I'm in a subway station watching a tranny do her makeup. This is like watching a unicorn giving birth.
Mom wants to know why I'm bringing a blender back to college.... didn't have the heart to tell her she's paying a $20,000 tuition for us to make margaritas and sleep through class
Nothing like studying in the College of Communication to make you realize how smart you are.
She fell asleep on the sidewalk and people starting using her as a hurdle
Restaurants Roasting People Who Gave Them Negative Yelp Reviews (25 Pics)
this morning your mother said to me "sorry to have to meet you like this, in my sons bed" later she said "you never know whos gonna be in there. its scary sometimes"
My penis has a 100% approval rating. He has never received a formal complaint. If you'd like to file one, you can go fuck yourself.
I saw him walking to campus with his beer in his hand in the same sweats he wore walking to campus with a beer in his hand yesterday.

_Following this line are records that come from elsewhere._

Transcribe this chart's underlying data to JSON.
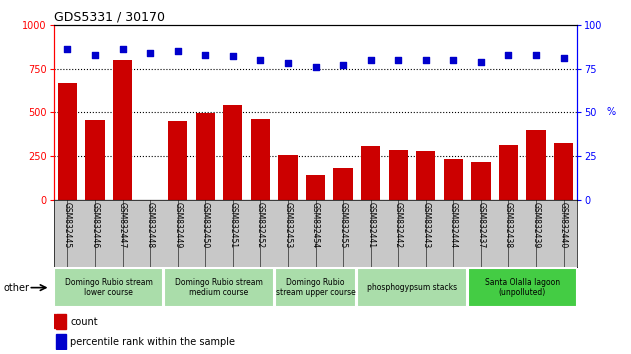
{
  "title": "GDS5331 / 30170",
  "categories": [
    "GSM832445",
    "GSM832446",
    "GSM832447",
    "GSM832448",
    "GSM832449",
    "GSM832450",
    "GSM832451",
    "GSM832452",
    "GSM832453",
    "GSM832454",
    "GSM832455",
    "GSM832441",
    "GSM832442",
    "GSM832443",
    "GSM832444",
    "GSM832437",
    "GSM832438",
    "GSM832439",
    "GSM832440"
  ],
  "counts": [
    670,
    455,
    800,
    0,
    450,
    495,
    545,
    460,
    255,
    145,
    185,
    310,
    285,
    280,
    235,
    215,
    315,
    400,
    325
  ],
  "percentiles": [
    86,
    83,
    86,
    84,
    85,
    83,
    82,
    80,
    78,
    76,
    77,
    80,
    80,
    80,
    80,
    79,
    83,
    83,
    81
  ],
  "bar_color": "#cc0000",
  "dot_color": "#0000cc",
  "ylim_left": [
    0,
    1000
  ],
  "ylim_right": [
    0,
    100
  ],
  "yticks_left": [
    0,
    250,
    500,
    750,
    1000
  ],
  "yticks_right": [
    0,
    25,
    50,
    75,
    100
  ],
  "groups": [
    {
      "label": "Domingo Rubio stream\nlower course",
      "start": 0,
      "end": 4,
      "color": "#aaddaa"
    },
    {
      "label": "Domingo Rubio stream\nmedium course",
      "start": 4,
      "end": 8,
      "color": "#aaddaa"
    },
    {
      "label": "Domingo Rubio\nstream upper course",
      "start": 8,
      "end": 11,
      "color": "#aaddaa"
    },
    {
      "label": "phosphogypsum stacks",
      "start": 11,
      "end": 15,
      "color": "#aaddaa"
    },
    {
      "label": "Santa Olalla lagoon\n(unpolluted)",
      "start": 15,
      "end": 19,
      "color": "#44cc44"
    }
  ],
  "other_label": "other",
  "legend_count_label": "count",
  "legend_pct_label": "percentile rank within the sample",
  "background_color": "#ffffff",
  "tick_area_color": "#c8c8c8"
}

I let my cat eat the pepperonis off of my pizza while I was still eating it. That's the level of tequila drunk I got last night.
God I adore you.
She just drunkenly falls over and yells " I lost my footing!" in a british accent and then proceeds to run into the wall... did you spike her water?

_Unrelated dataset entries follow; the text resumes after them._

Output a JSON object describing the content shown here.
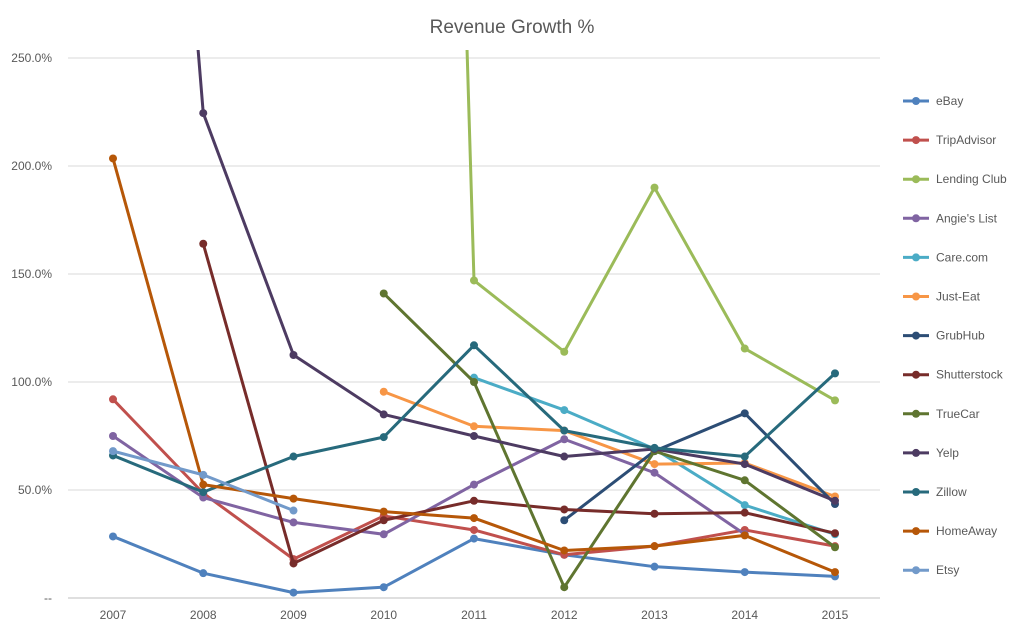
{
  "chart_data": {
    "type": "line",
    "title": "Revenue Growth %",
    "xlabel": "",
    "ylabel": "",
    "categories": [
      "2007",
      "2008",
      "2009",
      "2010",
      "2011",
      "2012",
      "2013",
      "2014",
      "2015"
    ],
    "ylim": [
      0,
      250
    ],
    "yticks": [
      {
        "value": 0,
        "label": "--"
      },
      {
        "value": 50,
        "label": "50.0%"
      },
      {
        "value": 100,
        "label": "100.0%"
      },
      {
        "value": 150,
        "label": "150.0%"
      },
      {
        "value": 200,
        "label": "200.0%"
      },
      {
        "value": 250,
        "label": "250.0%"
      }
    ],
    "grid": "horizontal",
    "legend_position": "right",
    "series": [
      {
        "name": "eBay",
        "color": "#4F81BD",
        "values": [
          28.5,
          11.5,
          2.5,
          5.0,
          27.5,
          20.0,
          14.5,
          12.0,
          10.0
        ]
      },
      {
        "name": "TripAdvisor",
        "color": "#C0504D",
        "values": [
          92.0,
          48.5,
          18.0,
          38.0,
          31.5,
          20.0,
          24.0,
          31.5,
          24.0
        ]
      },
      {
        "name": "Lending Club",
        "color": "#9BBB59",
        "values": [
          null,
          null,
          null,
          null,
          147.0,
          114.0,
          190.0,
          115.5,
          91.5
        ]
      },
      {
        "name": "Angie's List",
        "color": "#8064A2",
        "values": [
          75.0,
          46.5,
          35.0,
          29.5,
          52.5,
          73.5,
          58.0,
          29.5,
          null
        ]
      },
      {
        "name": "Care.com",
        "color": "#4BACC6",
        "values": [
          null,
          null,
          null,
          null,
          102.0,
          87.0,
          69.0,
          43.0,
          29.5
        ]
      },
      {
        "name": "Just-Eat",
        "color": "#F79646",
        "values": [
          null,
          null,
          null,
          95.5,
          79.5,
          77.5,
          62.0,
          62.5,
          47.0
        ]
      },
      {
        "name": "GrubHub",
        "color": "#2C4D75",
        "values": [
          null,
          null,
          null,
          null,
          null,
          36.0,
          68.0,
          85.5,
          43.5
        ]
      },
      {
        "name": "Shutterstock",
        "color": "#772C2A",
        "values": [
          null,
          164.0,
          16.0,
          36.0,
          45.0,
          41.0,
          39.0,
          39.5,
          30.0
        ]
      },
      {
        "name": "TrueCar",
        "color": "#5F7530",
        "values": [
          null,
          null,
          null,
          141.0,
          100.0,
          5.0,
          68.0,
          54.5,
          23.5
        ]
      },
      {
        "name": "Yelp",
        "color": "#4D3B62",
        "values": [
          null,
          224.5,
          112.5,
          85.0,
          75.0,
          65.5,
          69.0,
          62.0,
          45.0
        ]
      },
      {
        "name": "Zillow",
        "color": "#276A7C",
        "values": [
          66.0,
          49.0,
          65.5,
          74.5,
          117.0,
          77.5,
          69.5,
          65.5,
          104.0
        ]
      },
      {
        "name": "HomeAway",
        "color": "#B65708",
        "values": [
          203.5,
          52.5,
          46.0,
          40.0,
          37.0,
          22.0,
          24.0,
          29.0,
          12.0
        ]
      },
      {
        "name": "Etsy",
        "color": "#729ACA",
        "values": [
          68.0,
          57.0,
          40.5,
          null,
          null,
          null,
          null,
          null,
          null
        ]
      }
    ],
    "offscale_lead_in": {
      "Yelp": {
        "from_value": 270,
        "note_value_at": "2007.95"
      },
      "Lending Club": {
        "from_value": 270,
        "note_value_at": "2010.95"
      }
    }
  }
}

Woman Posts Harassing DMs From Creep Online, Now He’s Upset Because People Told His Mom
Got done with class, now I'm buying MD 2020 with the ex. Sure feels like college.
I woke up sick this morning, maybe sucking a random dudes finger at a bar last night wasn't that clean of an idea.....
He's got a british accent, a tounge ring, and he's wearing an eye patch... Of corse I'm fucking him
I woke up in the middle of the night on all fours turning circles in my bed! No more patron for me!
Dude. Don't do acid and go to Disney on ice. Hear my warnings. That snow monster will fuck your shit up.
My roommate just angrily told the cat he should have knocked, but that's not lockdown madness. They're always like that.